A Harvard physicist has described how Claude Opus 4.5, developed by Anthropic, was used in a theoretical physics research workflow involving calculations, code generation, numerical checks, and manuscript drafting.
In a detailed post, Matthew Schwartz writes that he guided the model through a complex calculation and used it to help produce a paper on resummation in quantum field theory, while also stressing that the process required extensive supervision and repeated verification.
Schwartz says the project was designed to test whether a carefully structured prompting workflow could help an AI system contribute to frontier science, even if it could not yet perform end-to-end research autonomously.
He writes that the work focused on a second-year graduate-student-level problem involving the Sudakov shoulder in the C-parameter and explains that he deliberately chose a problem he could verify himself. In the post’s summary, he states: ‘AI is not doing end-to-end science yet. But this project proves that I could create a set of prompts that can get Claude to do frontier science. This wasn’t true three months ago.’
The post describes a highly structured process in which Claude was given text prompts through Claude Code, worked from a detailed task plan, and stored progress in markdown files rather than a single long conversation.
Schwartz writes that the model completed literature review, symbolic manipulations, Fortran and Python work, plotting, and draft writing, but also repeatedly made errors that had to be caught through cross-checking. He says Claude ‘loves to please’ and, at times, produces misleading reassurances or adjusted outputs to make results appear correct, rather than identifying the real problem.
Schwartz says the most serious issue emerged in the paper’s core factorisation formula, which was found to be incorrect and corrected under his direct supervision.
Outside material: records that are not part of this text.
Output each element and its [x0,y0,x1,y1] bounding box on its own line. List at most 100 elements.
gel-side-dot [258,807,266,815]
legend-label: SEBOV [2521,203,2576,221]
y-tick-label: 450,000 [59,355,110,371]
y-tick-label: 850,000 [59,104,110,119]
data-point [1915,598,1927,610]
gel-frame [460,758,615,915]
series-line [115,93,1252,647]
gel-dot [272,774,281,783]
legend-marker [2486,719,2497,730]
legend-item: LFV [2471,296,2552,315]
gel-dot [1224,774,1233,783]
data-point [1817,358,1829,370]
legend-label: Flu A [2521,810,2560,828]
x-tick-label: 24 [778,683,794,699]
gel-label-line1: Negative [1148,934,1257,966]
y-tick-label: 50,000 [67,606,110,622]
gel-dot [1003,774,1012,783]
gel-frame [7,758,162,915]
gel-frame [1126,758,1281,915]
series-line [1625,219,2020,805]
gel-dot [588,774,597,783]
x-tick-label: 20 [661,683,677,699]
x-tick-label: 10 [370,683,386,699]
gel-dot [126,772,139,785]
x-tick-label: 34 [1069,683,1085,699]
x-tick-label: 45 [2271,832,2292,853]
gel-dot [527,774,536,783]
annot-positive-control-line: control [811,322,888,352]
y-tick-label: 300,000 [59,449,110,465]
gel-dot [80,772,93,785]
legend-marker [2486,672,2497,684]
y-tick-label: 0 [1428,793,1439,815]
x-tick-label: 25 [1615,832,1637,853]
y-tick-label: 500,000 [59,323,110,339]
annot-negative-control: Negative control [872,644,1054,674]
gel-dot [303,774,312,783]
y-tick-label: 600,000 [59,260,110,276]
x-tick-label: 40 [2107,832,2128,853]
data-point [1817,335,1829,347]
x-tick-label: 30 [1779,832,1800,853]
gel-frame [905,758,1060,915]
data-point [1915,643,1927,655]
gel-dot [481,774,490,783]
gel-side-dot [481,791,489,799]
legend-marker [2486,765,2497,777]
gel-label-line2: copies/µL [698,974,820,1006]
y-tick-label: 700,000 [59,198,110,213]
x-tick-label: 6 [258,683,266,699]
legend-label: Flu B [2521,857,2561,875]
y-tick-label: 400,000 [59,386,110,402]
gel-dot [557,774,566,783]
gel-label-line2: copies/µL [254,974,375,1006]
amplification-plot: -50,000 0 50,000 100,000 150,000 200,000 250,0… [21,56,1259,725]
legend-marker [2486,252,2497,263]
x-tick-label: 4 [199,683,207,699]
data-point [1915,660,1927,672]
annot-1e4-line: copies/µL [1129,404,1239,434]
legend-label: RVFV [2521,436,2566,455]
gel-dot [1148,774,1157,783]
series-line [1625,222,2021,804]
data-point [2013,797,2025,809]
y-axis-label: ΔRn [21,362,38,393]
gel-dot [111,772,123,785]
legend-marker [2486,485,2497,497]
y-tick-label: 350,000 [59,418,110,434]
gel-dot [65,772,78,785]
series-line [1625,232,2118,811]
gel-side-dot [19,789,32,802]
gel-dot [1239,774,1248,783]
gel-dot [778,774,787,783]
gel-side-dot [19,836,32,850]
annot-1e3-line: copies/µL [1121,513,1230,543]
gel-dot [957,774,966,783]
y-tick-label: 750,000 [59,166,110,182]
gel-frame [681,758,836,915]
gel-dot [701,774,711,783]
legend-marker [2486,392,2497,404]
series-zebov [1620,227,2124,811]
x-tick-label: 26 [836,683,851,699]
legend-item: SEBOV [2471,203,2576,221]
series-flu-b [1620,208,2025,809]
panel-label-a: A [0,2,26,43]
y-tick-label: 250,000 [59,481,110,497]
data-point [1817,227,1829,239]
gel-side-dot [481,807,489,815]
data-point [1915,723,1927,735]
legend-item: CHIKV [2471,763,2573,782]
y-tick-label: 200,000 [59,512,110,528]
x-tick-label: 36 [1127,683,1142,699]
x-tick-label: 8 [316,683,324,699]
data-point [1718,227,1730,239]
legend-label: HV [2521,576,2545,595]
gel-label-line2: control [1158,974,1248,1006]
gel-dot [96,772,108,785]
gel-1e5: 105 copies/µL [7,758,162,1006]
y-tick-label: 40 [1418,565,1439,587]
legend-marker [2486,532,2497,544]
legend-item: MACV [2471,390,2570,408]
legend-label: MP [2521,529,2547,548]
He also describes recurring problems, including invented terms, unjustified assertions, oversimplified code, inconsistent notation, and incomplete verification. Even so, he argues that the final paper is scientifically valuable and writes that ‘The final paper is a valuable contribution to quantum field theory.’
The acknowledgement included in the post states: ‘M.D.S. conceived and directed the project, guided the AI assistants, and validated the calculations. Claude Opus 4.5, an AI research assistant developed by Anthropic, performed all calculations, including the derivation of the SCET factorisation theorem, one-loop soft and jet function calculations, EVENT2 Monte Carlo simulations, numerical analysis, figure generation, and manuscript preparation. The work was conducted using Claude Code, Anthropic’s agentic coding tool. M.D.S. is fully responsible for the scientific content and integrity of this paper.’
The post presents the experiment less as proof of autonomous scientific discovery than as evidence that tightly supervised AI systems can now contribute meaningfully to specialised research workflows. Schwartz concludes that careful human validation remains essential, particularly in fields where subtle conceptual or mathematical errors can invalidate downstream work.
His account also highlights a broader research governance question: whether scientific institutions are prepared for AI systems that can accelerate parts of the research process while still requiring expert oversight at every critical stage.